A Comissão de Direitos Humanos da Câmara dos Deputados realizou, na quarta-feira (23), um seminário para cobrar a conclusão do julgamento da tragédia da boate Kiss, ocorrida há mais de dez anos em Santa Maria (RS). O caso está em análise no Superior Tribunal de Justiça (STJ) e também é alvo de ação na Corte Interamericana de Direitos Humanos.
Organizadora do seminário, a presidente da comissão, deputada Luizianne Lins (PT-CE) anunciou a intenção de visitar Santa Maria ainda neste ano e de realizar uma "grande audiência" com familiares e autoridades na Assembleia Legislativa do Rio Grande do Sul. “Além de a gente criar o fato político para chamar a atenção desses 10 anos, a gente também já saberá quem vai ter coragem de enfrentar e dizer o que está sendo feito em relação à não-impunidade”.
Em 27 de janeiro de 2013, um incêndio provocado pelos efeitos visuais de um show musical na boate Kiss deixou 242 mortos e 636 feridos. Quatro pessoas chegaram a ser condenadas por júri popular a penas de 18 a 22 anos de prisão em 2021, mas, no ano seguinte, o Tribunal de Justiça do Rio Grande do Sul acatou os recursos de nulidade do julgamento e determinou a soltura dos réus.
Sobrevivente do incêndio quando tinha 18 anos de idade, o atual presidente da Associação dos Familiares de Vítimas e Sobreviventes da Tragédia de Santa Maria (AVTSM), Gabriel Rovadoschi Barros, relatou o que chamou de “grave crueldade” imposta pela impunidade.
“Não havendo justiça, é como se o Estado não reconhecesse a verdade do que aconteceu. A pauta Kiss é a pauta da prevenção e de tudo que engloba essa grande e complexa aventura que é se propor a viver em um mundo onde a gente deve ter garantido o nosso direito à vida e à segurança nos diferentes espaços que nos pertencem”.
Atual segunda secretária da Mesa Diretora da Câmara, a deputada Maria do Rosário (PT-RS) era ministra dos Direitos Humanos na época da tragédia e relembrou a comoção internacional do caso. Rosário fez questão de renovar a solidariedade aos familiares e de reforçar a luta contra impunidade.
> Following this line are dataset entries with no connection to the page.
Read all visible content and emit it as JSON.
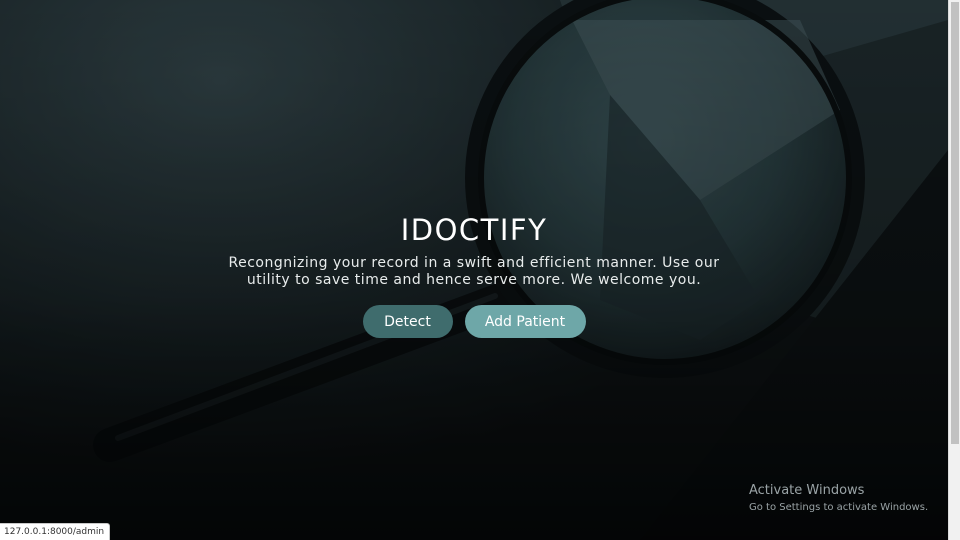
{
  "hero": {
    "title": "IDOCTIFY",
    "description": "Recongnizing your record in a swift and efficient manner. Use our utility to save time and hence serve more. We welcome you.",
    "buttons": {
      "detect_label": "Detect",
      "add_patient_label": "Add Patient"
    }
  },
  "windows_watermark": {
    "title": "Activate Windows",
    "subtitle": "Go to Settings to activate Windows."
  },
  "status_bar": {
    "url": "127.0.0.1:8000/admin"
  },
  "colors": {
    "detect_button": "#3f6c6d",
    "add_patient_button": "#6ea7a8",
    "background_dark": "#131a1d"
  },
  "icons": {
    "background_image": "magnifying-glass-photo"
  }
}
“Eu quero deixar consignado aqui, como parlamentar da Mesa Diretora e em nome da Casa, o meu agradecimento a vocês por sempre trazerem o nome, o sobrenome e a história dessa juventude ali ceifada das nossas relações. Tragédias podem ser evitadas. Sempre trabalhamos com o tema da não repetição"
Revolta
Ligiane Righi da Silva, que também participou do seminário, lembrou que a filha Andrielle Righi foi com quatro amigas comemorar o aniversário de 22 anos na boate naquela noite e todas morreram. Assim como os demais pais de vítimas presentes no seminário, Ligiane manifestou revolta pela “omissão e negligência” de autoridades que deveriam ter fiscalizado o local e pela “ganância” dos donos da boate, que funcionava com irregularidades como extintores insuficientes, barras nas portas de segurança e falhas na sinalização.
“A nossa luta é pela Andrielle, que se foi, mas também, e principalmente, pelos que ficaram: para que possam sair com segurança, ter muitas portas de emergência, ter extintores. Era uma boate que nem devia estar aberta. Cadê a responsabilidade de cada um? Até hoje, cadê essas respostas? Foi uma tragédia anunciada. A nossa vida praticamente congelou naquele dia”.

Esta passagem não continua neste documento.